Si decide il viaggio per cambiare se stessi, alla ricerca di una nuova identità, quanto meno, per conoscersi meglio, più a fondo, in un contesto più leggero, meno inibente. Si viaggia, in una parola, alla ricerca di se stessi, ma poi, giunti alla meta, si trova che la propria anima è cambiata … A un certo punto il dolore, la dissonanza fra individuo e società, fra famiglia e lavoro, non è più sopportabile. Decido: mi alzo; esco; parto, partiamo … Si parte, anche senza saperlo, per trovare qualche cosa che si è perduto, un bene andato smarrito, ma non si trova la cosa desiderata, il valore sognato. Se ne trova un altro. Ma non si sa ancora che cosa sia, che cosa comporti. Di fatto, si parte alla ricerca della propria identità smarrita o debole o confusa, ma nel corso del viaggio l’identità che si va cercando cambia, inevitabilmente, si fanno nuovi incontri, e alla fine del viaggio ci si ritrova con una nuova, inedita, inaspettata identità. Uno parte alla ricerca di se stesso e finisce per ritrovare un altro che non gli somiglia, un sé sconosciuto, un intruso.
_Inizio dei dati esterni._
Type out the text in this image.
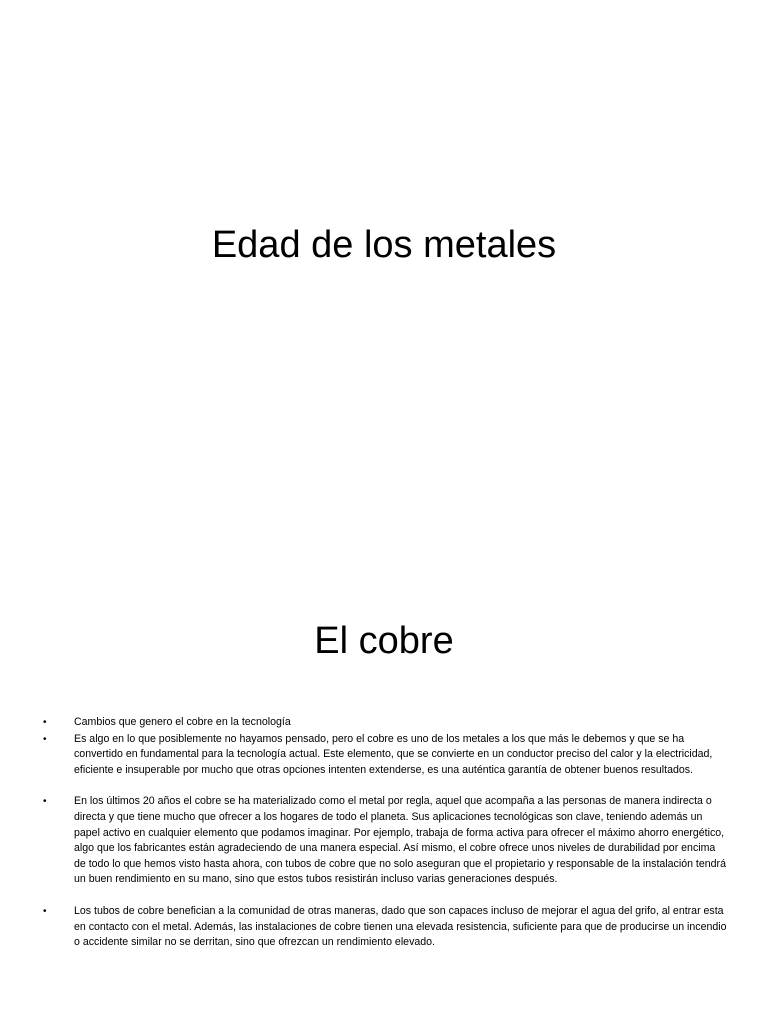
Edad de los metales
El cobre
•	Cambios que genero el cobre en la tecnología
•	Es algo en lo que posiblemente no hayamos pensado, pero el cobre es uno de los metales a los que más le debemos y que se ha convertido en fundamental para la tecnología actual. Este elemento, que se convierte en un conductor preciso del calor y la electricidad, eficiente e insuperable por mucho que otras opciones intenten extenderse, es una auténtica garantía de obtener buenos resultados.
•	En los últimos 20 años el cobre se ha materializado como el metal por regla, aquel que acompaña a las personas de manera indirecta o directa y que tiene mucho que ofrecer a los hogares de todo el planeta. Sus aplicaciones tecnológicas son clave, teniendo además un papel activo en cualquier elemento que podamos imaginar. Por ejemplo, trabaja de forma activa para ofrecer el máximo ahorro energético, algo que los fabricantes están agradeciendo de una manera especial. Así mismo, el cobre ofrece unos niveles de durabilidad por encima de todo lo que hemos visto hasta ahora, con tubos de cobre que no solo aseguran que el propietario y responsable de la instalación tendrá un buen rendimiento en su mano, sino que estos tubos resistirán incluso varias generaciones después.
•	Los tubos de cobre benefician a la comunidad de otras maneras, dado que son capaces incluso de mejorar el agua del grifo, al entrar esta en contacto con el metal. Además, las instalaciones de cobre tienen una elevada resistencia, suficiente para que de producirse un incendio o accidente similar no se derritan, sino que ofrezcan un rendimiento elevado.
Talvolta, basta un incontro in treno, un caffè preso insieme per caso, un amorazzo apparentemente insignificante, e la vita è cambiata. Il viaggio decongela l’identità, la rende mobile, itinerante, problematica. In questo senso, il viaggio … ha un effetto di deritualizzazione dell’esperienza personale, che può, al limite, intaccare i modi consueti dell’esperienza psichica e religiosa, provocarne un riorientamento profondo (Franco Ferrarotti, Partire, tornare. Viaggiatori e pellegrini alla fine del millennio, Donzelli, Roma 1999).

 

Vi sono partenze senza ritorno

Se per la Grecia la vocazione umana è quella di un “ritorno” verso l’io autentico, la Bibbia in generale e la figura di Abramo in particolare propongono un’immagine molto diversa della condizione umana: quella della “partenza senza ritorno”. La vera vita è oltre il mondo conosciuto e il prezzo dell’esistenza autentica è elevato perché comporta il rischio di perdere tutto senza sapere quello che potrà essere “trovato” al termine dell’avventura. Ulisse torna a casa sua e ritrova suo padre Laerte; Abramo abbandona suo padre , se ne allontana e definitivamente. Ulisse ritrova suo figlio Telemaco; Abramo è invitato a sacrificare suo figlio. Ulisse ritorna a liberare la fedele Penelope dai pretendenti che vogliono sposarla; Abramo se ne va verso una destinazione sconosciuta con una sposa sterile, che non gli ha assicurato una discendenza. All’“odissea” di Ulisse si contrappone l’“esodo” di Abramo: “Io sono il Signore che ti ho fatto uscire da Ur dei Caldei per darti in possesso questo paese” (Genesi 15,7). Ulisse trova la sua identità nel mondo del 2prprio”, mentre Abramo va a cercarla “altrove”, nell’universo dell’“altro”. Non bisogna però spingere troppo oltre la contrapposizione. Da una parte e dall’altra, in realtà, l’avventura umana è un lungo itinerario. L’importante è mettersi in cammino. Ulisse e Abramo ne hanno fatto esperienza ognuno a odo suo. Ma il fatto che Abramo parte per non tornare più, permette anche di toccare con mano la singolarità delle fede biblica, e non bisogna quindi stupirsi che tale singolarità appaia già come una delle caratteristiche principali del “padre dei credenti” (Jean-Louis Ska, Abramo e i suoi ospiti. Il patriarca e i credenti nel Dio unico, EDB, Bologna 2002).

 

Partire è affrontare il rischio

“Lasciare” implica un “partire da”, ma anche un “andare verso”. Dio invita Abramo a dirigersi “verso al terra che io ti farò vedere”. L’oscurità della destinazione contrasta con la chiarezza di ciò che Abramo deve abbandonare. Il paese non è nemmeno nominato; non è dunque faciel sapere quale strada prendere per recarvisi. Ogni chiamata a una nuova missione implica il lasciare dietro di sé ciò che è conosciuto, la propria sicurezza, per addentrarsi nell’ignoto e affrontare il rischio (Walter Vogels, Abraham. L’inizio della fede, San Paolo, Milano 1999).